DISSECTING RECEPTORS AND SIGNALING PATHWAYS DRIVING ALL-TRANS RETINOIC ACID-INDUCED DIFFERENTIATION OF THE ACUTE MYELOID LEUKEMIA CELL LINE, HL-60: IN PURSUIT OF ACTIONABLE TARGETS FOR EXPANSION OF DIFFERENTIATION THERAPY

Abstract

Differentiation therapy based on all-trans retinoic acid (RA) has dramatically improved patient outcomes for those suffering from acute promyelocytic leukemia (APL), a subtype of acute myeloid leukemia (AML), but has been much less effective in treating other types of AML. This may be at least in part due to the heterogeneity of AML. A cell line used to model RA-induced differentiation, HL-60, is a non-APL AML, and our lab has recently shown that it may represent a previously uncharacterized subtype of AML. RA itself is known to regulate transcription of hundreds of genes, but the mechanistic details of the signaling pathways essential for differentiation are unclear. Here, we report interactions between the ectoenzyme receptor CD38 and the cytosolic signaling proteins Lyn, Vav1, SLP-76, and PI3K and show that Lyn also interacts with these cytosolic proteins. Building on prior results showing that Src family kinases enhance RA-induced differentiation, we explore the effects of several Src family kinase inhibitors on the process.

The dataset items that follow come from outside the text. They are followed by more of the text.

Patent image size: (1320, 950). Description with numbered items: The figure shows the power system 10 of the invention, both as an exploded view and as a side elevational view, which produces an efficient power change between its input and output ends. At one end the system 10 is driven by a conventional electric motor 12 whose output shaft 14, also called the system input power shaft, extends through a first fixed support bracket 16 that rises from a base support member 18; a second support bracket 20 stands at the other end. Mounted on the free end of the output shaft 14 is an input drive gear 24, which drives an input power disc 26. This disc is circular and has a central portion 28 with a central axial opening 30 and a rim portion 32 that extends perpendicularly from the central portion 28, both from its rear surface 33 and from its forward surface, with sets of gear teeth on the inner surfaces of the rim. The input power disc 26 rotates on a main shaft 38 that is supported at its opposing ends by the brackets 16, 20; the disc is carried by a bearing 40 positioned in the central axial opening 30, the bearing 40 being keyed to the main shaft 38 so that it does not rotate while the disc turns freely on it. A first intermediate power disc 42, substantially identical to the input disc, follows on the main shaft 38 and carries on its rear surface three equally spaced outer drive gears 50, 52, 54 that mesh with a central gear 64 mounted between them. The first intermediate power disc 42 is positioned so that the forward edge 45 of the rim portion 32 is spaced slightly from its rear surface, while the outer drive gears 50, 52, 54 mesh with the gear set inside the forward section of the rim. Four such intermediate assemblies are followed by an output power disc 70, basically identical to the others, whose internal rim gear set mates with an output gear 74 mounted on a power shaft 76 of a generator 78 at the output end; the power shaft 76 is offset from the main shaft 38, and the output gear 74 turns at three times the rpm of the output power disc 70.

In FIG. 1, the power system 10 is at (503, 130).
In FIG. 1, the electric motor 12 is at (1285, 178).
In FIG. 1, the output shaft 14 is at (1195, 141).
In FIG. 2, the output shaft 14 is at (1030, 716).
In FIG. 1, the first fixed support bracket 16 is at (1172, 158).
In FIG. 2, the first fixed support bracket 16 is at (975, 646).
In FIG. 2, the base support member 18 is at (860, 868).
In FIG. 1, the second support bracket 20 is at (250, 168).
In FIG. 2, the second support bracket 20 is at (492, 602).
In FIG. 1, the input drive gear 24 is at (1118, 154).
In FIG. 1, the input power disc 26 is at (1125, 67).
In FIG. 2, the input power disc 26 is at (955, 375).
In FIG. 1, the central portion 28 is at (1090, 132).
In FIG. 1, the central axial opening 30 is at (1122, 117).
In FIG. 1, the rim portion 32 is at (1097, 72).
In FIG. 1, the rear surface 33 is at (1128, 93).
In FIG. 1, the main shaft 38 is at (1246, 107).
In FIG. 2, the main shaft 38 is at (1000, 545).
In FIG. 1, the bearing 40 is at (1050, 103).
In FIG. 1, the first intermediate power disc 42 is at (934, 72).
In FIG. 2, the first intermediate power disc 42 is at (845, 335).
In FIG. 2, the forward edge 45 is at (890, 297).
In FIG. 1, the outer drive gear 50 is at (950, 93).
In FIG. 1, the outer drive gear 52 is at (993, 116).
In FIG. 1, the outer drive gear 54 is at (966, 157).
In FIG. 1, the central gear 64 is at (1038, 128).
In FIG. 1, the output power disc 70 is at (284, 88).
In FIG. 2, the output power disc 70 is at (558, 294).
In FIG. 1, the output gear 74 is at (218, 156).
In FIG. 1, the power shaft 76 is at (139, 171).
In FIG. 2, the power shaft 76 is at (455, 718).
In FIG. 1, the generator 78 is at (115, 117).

We find that their effects on Lyn expression rather than their effects on Lyn activity appear to drive the process and that a clinically relevant inhibitor showing relatively low toxicity, bosutinib, behaves similarly to the more toxic inhibitor dasatinib. We also demonstrate that the ectoenzyme receptor CD38, which had a body of literature implicating it as a key driver of RA-induced differentiation, is not essential for the process. CXCR5, a receptor shown to be essential for RA-induced differentiation, drives migration toward its ligand, CXCL13. While the mechanism by which CXCR5 contributes to the differentiation process remains unknown, we show that it does not appear to function via interaction with a number of candidate binding partners (CD11b, CD38, CXCR4, CXCR5, EBI2, c-Cbl, and Lyn). Finally, as histone deacetylases are known to be aberrantly active in various cancers, we show that a drug targeting the histone deacetylase Sirt1 does not affect differentiation, that two broadly targeting Sirt2 enhance differentiation concurrent with signs of toxicity, and that one specifically targeting Sirt2 is toxic but does not enhance differentiation. These findings contribute to the identification of targets to bring differentiation therapy to AML.